LISBON — Carrying homemade signs and shouting “Save our education,” 20 Lisbon High School students protested outside the school Monday, objecting to proposed budget cuts they say will slash the number of teachers, gut programs and make it harder for them to get into college.  

“It’s like they’re caring about money but they’re not caring about us,” said 16-year-old sophomore Amanda Blancato, whose handwritten cardboard sign urged drivers to “honk for our teachers.”

Superintendent Rick Green has proposed a $13.4 million budget for 2010-11. That proposed budget is down about $400,000 from last year’s budget, but costs have risen while revenue has declined. The Lisbon school system lost over $660,000 in state aid alone when Maine reduced its contributions in an effort to balance its own budget. Green has proposed asking residents for about $260,000 more in local funding, which would mean a property tax increase of 72 cents per $1,000 valuation. Because costs have risen so dramatically, he has also proposed cutting $1.1 million from the system’s three schools. 

That would mean a loss of about 30 positions across the system, including teachers, guidance counselors, nurses and custodians. Because some remaining positions would be shared between two schools, it’s unclear exactly how many positions would be cut from the high school alone. 

At their protest Monday, Lisbon High School students said they learned about the budget proposal from their teachers. 

“Some teachers got upset and were crying in class,” Blancato said. “They said ‘You have the right to know.'”

The students believe the proposal will eliminate electives, gut Advanced Placement and foreign language programs and make it harder for them to get help from a guidance counselor. All of that, they said, would make it more difficult to get into college.

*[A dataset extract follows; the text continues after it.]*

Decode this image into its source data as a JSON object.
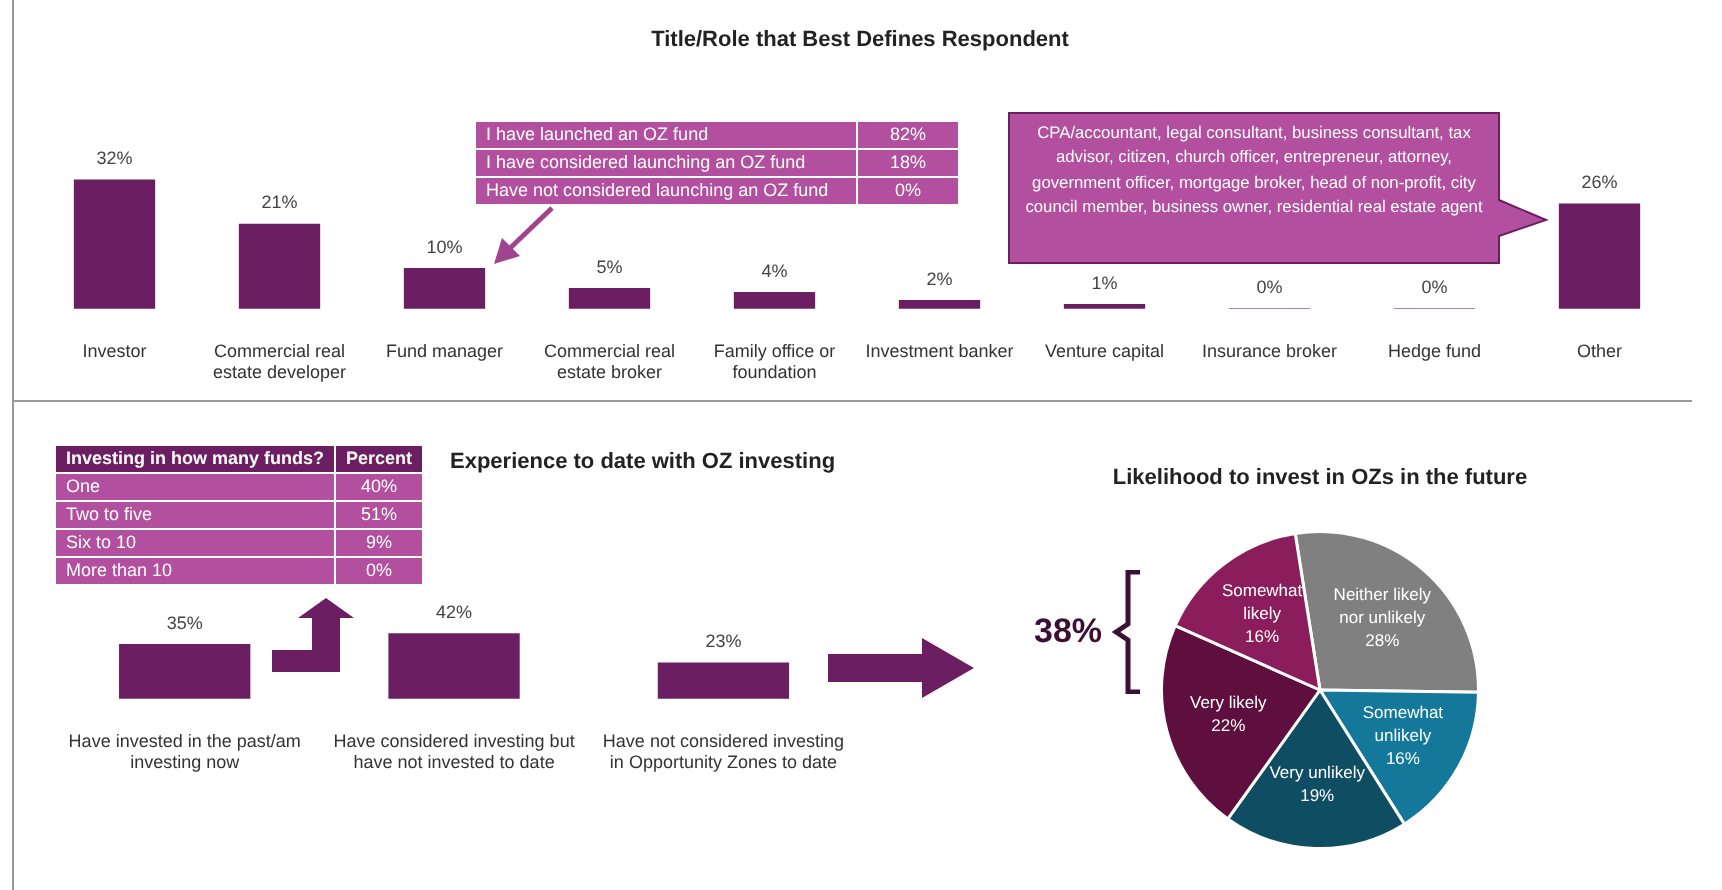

“We need teachers to learn. You can’t just cut out all the teachers and expect us to teach ourselves. Thirty? It’s out of control,” said 16-year-old sophomore Tyler Dery.

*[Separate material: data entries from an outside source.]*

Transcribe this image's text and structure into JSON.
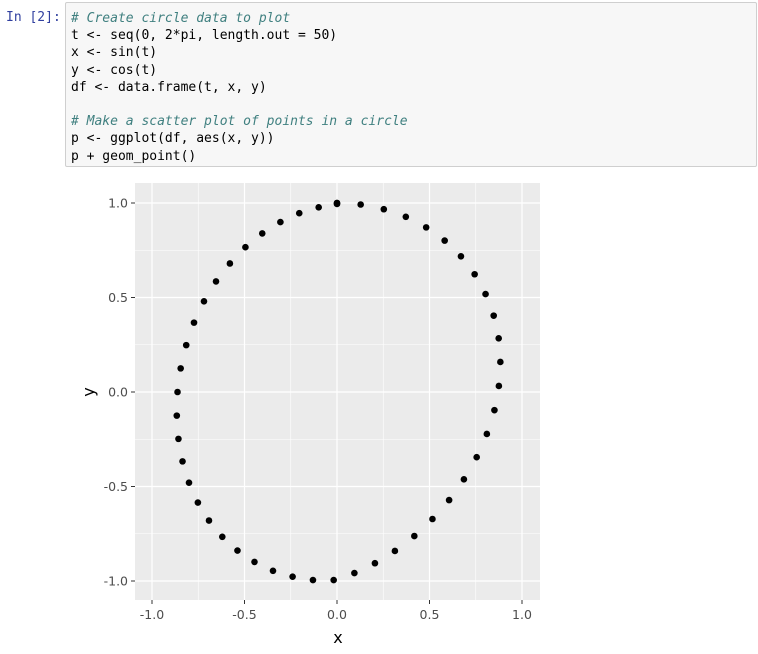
{
  "cell": {
    "prompt": "In [2]:",
    "lines": [
      {
        "text": "# Create circle data to plot",
        "kind": "comment"
      },
      {
        "text": "t <- seq(0, 2*pi, length.out = 50)",
        "kind": "code"
      },
      {
        "text": "x <- sin(t)",
        "kind": "code"
      },
      {
        "text": "y <- cos(t)",
        "kind": "code"
      },
      {
        "text": "df <- data.frame(t, x, y)",
        "kind": "code"
      },
      {
        "text": "",
        "kind": "code"
      },
      {
        "text": "# Make a scatter plot of points in a circle",
        "kind": "comment"
      },
      {
        "text": "p <- ggplot(df, aes(x, y))",
        "kind": "code"
      },
      {
        "text": "p + geom_point()",
        "kind": "code"
      }
    ]
  },
  "colors": {
    "panel_bg": "#ebebeb",
    "grid_major": "#ffffff",
    "point": "#000000",
    "axis_text": "#4d4d4d"
  },
  "chart_data": {
    "type": "scatter",
    "title": "",
    "xlabel": "x",
    "ylabel": "y",
    "xlim": [
      -1.0,
      1.0
    ],
    "ylim": [
      -1.0,
      1.0
    ],
    "xticks": [
      -1.0,
      -0.5,
      0.0,
      0.5,
      1.0
    ],
    "yticks": [
      -1.0,
      -0.5,
      0.0,
      0.5,
      1.0
    ],
    "xtick_labels": [
      "-1.0",
      "-0.5",
      "0.0",
      "0.5",
      "1.0"
    ],
    "ytick_labels": [
      "-1.0",
      "-0.5",
      "0.0",
      "0.5",
      "1.0"
    ],
    "grid": true,
    "series": [
      {
        "name": "points",
        "x": [
          0.0,
          0.128,
          0.253,
          0.372,
          0.482,
          0.582,
          0.67,
          0.744,
          0.803,
          0.847,
          0.874,
          0.883,
          0.875,
          0.851,
          0.81,
          0.755,
          0.686,
          0.606,
          0.516,
          0.418,
          0.313,
          0.205,
          0.094,
          -0.018,
          -0.13,
          -0.24,
          -0.346,
          -0.446,
          -0.538,
          -0.62,
          -0.692,
          -0.752,
          -0.8,
          -0.835,
          -0.857,
          -0.866,
          -0.862,
          -0.845,
          -0.815,
          -0.773,
          -0.719,
          -0.654,
          -0.579,
          -0.495,
          -0.404,
          -0.306,
          -0.204,
          -0.099,
          -0.0,
          0.0
        ],
        "y": [
          1.0,
          0.992,
          0.967,
          0.927,
          0.871,
          0.801,
          0.718,
          0.623,
          0.518,
          0.404,
          0.284,
          0.159,
          0.032,
          -0.096,
          -0.222,
          -0.345,
          -0.462,
          -0.572,
          -0.672,
          -0.762,
          -0.841,
          -0.906,
          -0.958,
          -0.995,
          -0.995,
          -0.977,
          -0.946,
          -0.899,
          -0.839,
          -0.766,
          -0.68,
          -0.585,
          -0.48,
          -0.367,
          -0.248,
          -0.125,
          0.0,
          0.125,
          0.248,
          0.367,
          0.48,
          0.585,
          0.68,
          0.766,
          0.839,
          0.899,
          0.946,
          0.977,
          0.995,
          1.0
        ]
      }
    ]
  }
}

Word of the protest spread through Facebook. By 7 a.m. Monday, about 20 students had gathered on a sidewalk across the street from the school. The superintendent said school administrators gave the teenagers until about 8 a.m. to  finish their demonstration and get to class. Some went inside. Some stayed outside. And some new protesters left the school to join their classmates. Protesters said they were suspended for the rest of the day Monday and all day Tuesday for skipping school.   

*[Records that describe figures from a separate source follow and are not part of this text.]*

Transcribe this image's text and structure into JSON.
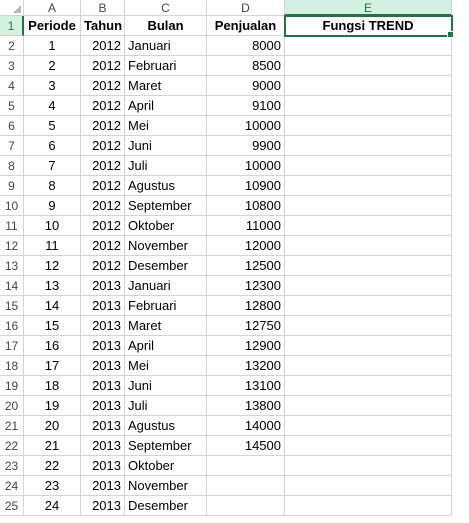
{
  "columns": [
    "A",
    "B",
    "C",
    "D",
    "E"
  ],
  "selected_cell": "E1",
  "header_row": {
    "row": "1",
    "periode": "Periode",
    "tahun": "Tahun",
    "bulan": "Bulan",
    "penjualan": "Penjualan",
    "trend": "Fungsi TREND"
  },
  "rows": [
    {
      "row": "2",
      "periode": "1",
      "tahun": "2012",
      "bulan": "Januari",
      "penjualan": "8000"
    },
    {
      "row": "3",
      "periode": "2",
      "tahun": "2012",
      "bulan": "Februari",
      "penjualan": "8500"
    },
    {
      "row": "4",
      "periode": "3",
      "tahun": "2012",
      "bulan": "Maret",
      "penjualan": "9000"
    },
    {
      "row": "5",
      "periode": "4",
      "tahun": "2012",
      "bulan": "April",
      "penjualan": "9100"
    },
    {
      "row": "6",
      "periode": "5",
      "tahun": "2012",
      "bulan": "Mei",
      "penjualan": "10000"
    },
    {
      "row": "7",
      "periode": "6",
      "tahun": "2012",
      "bulan": "Juni",
      "penjualan": "9900"
    },
    {
      "row": "8",
      "periode": "7",
      "tahun": "2012",
      "bulan": "Juli",
      "penjualan": "10000"
    },
    {
      "row": "9",
      "periode": "8",
      "tahun": "2012",
      "bulan": "Agustus",
      "penjualan": "10900"
    },
    {
      "row": "10",
      "periode": "9",
      "tahun": "2012",
      "bulan": "September",
      "penjualan": "10800"
    },
    {
      "row": "11",
      "periode": "10",
      "tahun": "2012",
      "bulan": "Oktober",
      "penjualan": "11000"
    },
    {
      "row": "12",
      "periode": "11",
      "tahun": "2012",
      "bulan": "November",
      "penjualan": "12000"
    },
    {
      "row": "13",
      "periode": "12",
      "tahun": "2012",
      "bulan": "Desember",
      "penjualan": "12500"
    },
    {
      "row": "14",
      "periode": "13",
      "tahun": "2013",
      "bulan": "Januari",
      "penjualan": "12300"
    },
    {
      "row": "15",
      "periode": "14",
      "tahun": "2013",
      "bulan": "Februari",
      "penjualan": "12800"
    },
    {
      "row": "16",
      "periode": "15",
      "tahun": "2013",
      "bulan": "Maret",
      "penjualan": "12750"
    },
    {
      "row": "17",
      "periode": "16",
      "tahun": "2013",
      "bulan": "April",
      "penjualan": "12900"
    },
    {
      "row": "18",
      "periode": "17",
      "tahun": "2013",
      "bulan": "Mei",
      "penjualan": "13200"
    },
    {
      "row": "19",
      "periode": "18",
      "tahun": "2013",
      "bulan": "Juni",
      "penjualan": "13100"
    },
    {
      "row": "20",
      "periode": "19",
      "tahun": "2013",
      "bulan": "Juli",
      "penjualan": "13800"
    },
    {
      "row": "21",
      "periode": "20",
      "tahun": "2013",
      "bulan": "Agustus",
      "penjualan": "14000"
    },
    {
      "row": "22",
      "periode": "21",
      "tahun": "2013",
      "bulan": "September",
      "penjualan": "14500"
    },
    {
      "row": "23",
      "periode": "22",
      "tahun": "2013",
      "bulan": "Oktober",
      "penjualan": ""
    },
    {
      "row": "24",
      "periode": "23",
      "tahun": "2013",
      "bulan": "November",
      "penjualan": ""
    },
    {
      "row": "25",
      "periode": "24",
      "tahun": "2013",
      "bulan": "Desember",
      "penjualan": ""
    }
  ],
  "colors": {
    "accent": "#217346",
    "header_highlight": "#d3f0e0",
    "gridline": "#d4d4d4"
  }
}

The punishment didn’t bother many of them.

“I feel we’re fighting for what we believe in,” said 17-year-old junior Cody Watson, who helped organize the protest.

The superintendent sympathized with the students and their goals. Before their protest, he said, the school system had a hard time getting the community involved in the budget process.

“It definitely got everybody’s attention,” Green said. “I hope it works in a positive way for them.”

But he also believes some of the students’ fears are unfounded.

Under his proposal, he said, no programs would be eliminated. Guidance counselors would be cut, but the high school would lose only half of a position. The school would drop its three-credit foreign language requirement and one credit of a social studies requirement, but the school’s graduation requirements would still remain within state guidelines and the classes would still be offered. Class sizes would increase and some advanced classes would be offered every other year rather than every year, but electives would remain. The school is also looking at providing students with online classes and collaborating with other area schools so Lisbon students can take classes elsewhere if they need to. 

Green said he’s done his best to cater to the needs of students while dealing with the needs of taxpayers. 

The student protesters expected to remain outside the school throughout the day Monday and then move to the town office, where the school committee would meet to vote on the proposal. 

The town council is slated to vote on the proposal tonight at 7 p.m. at the town office. Residents will vote on it in a referendum June 8.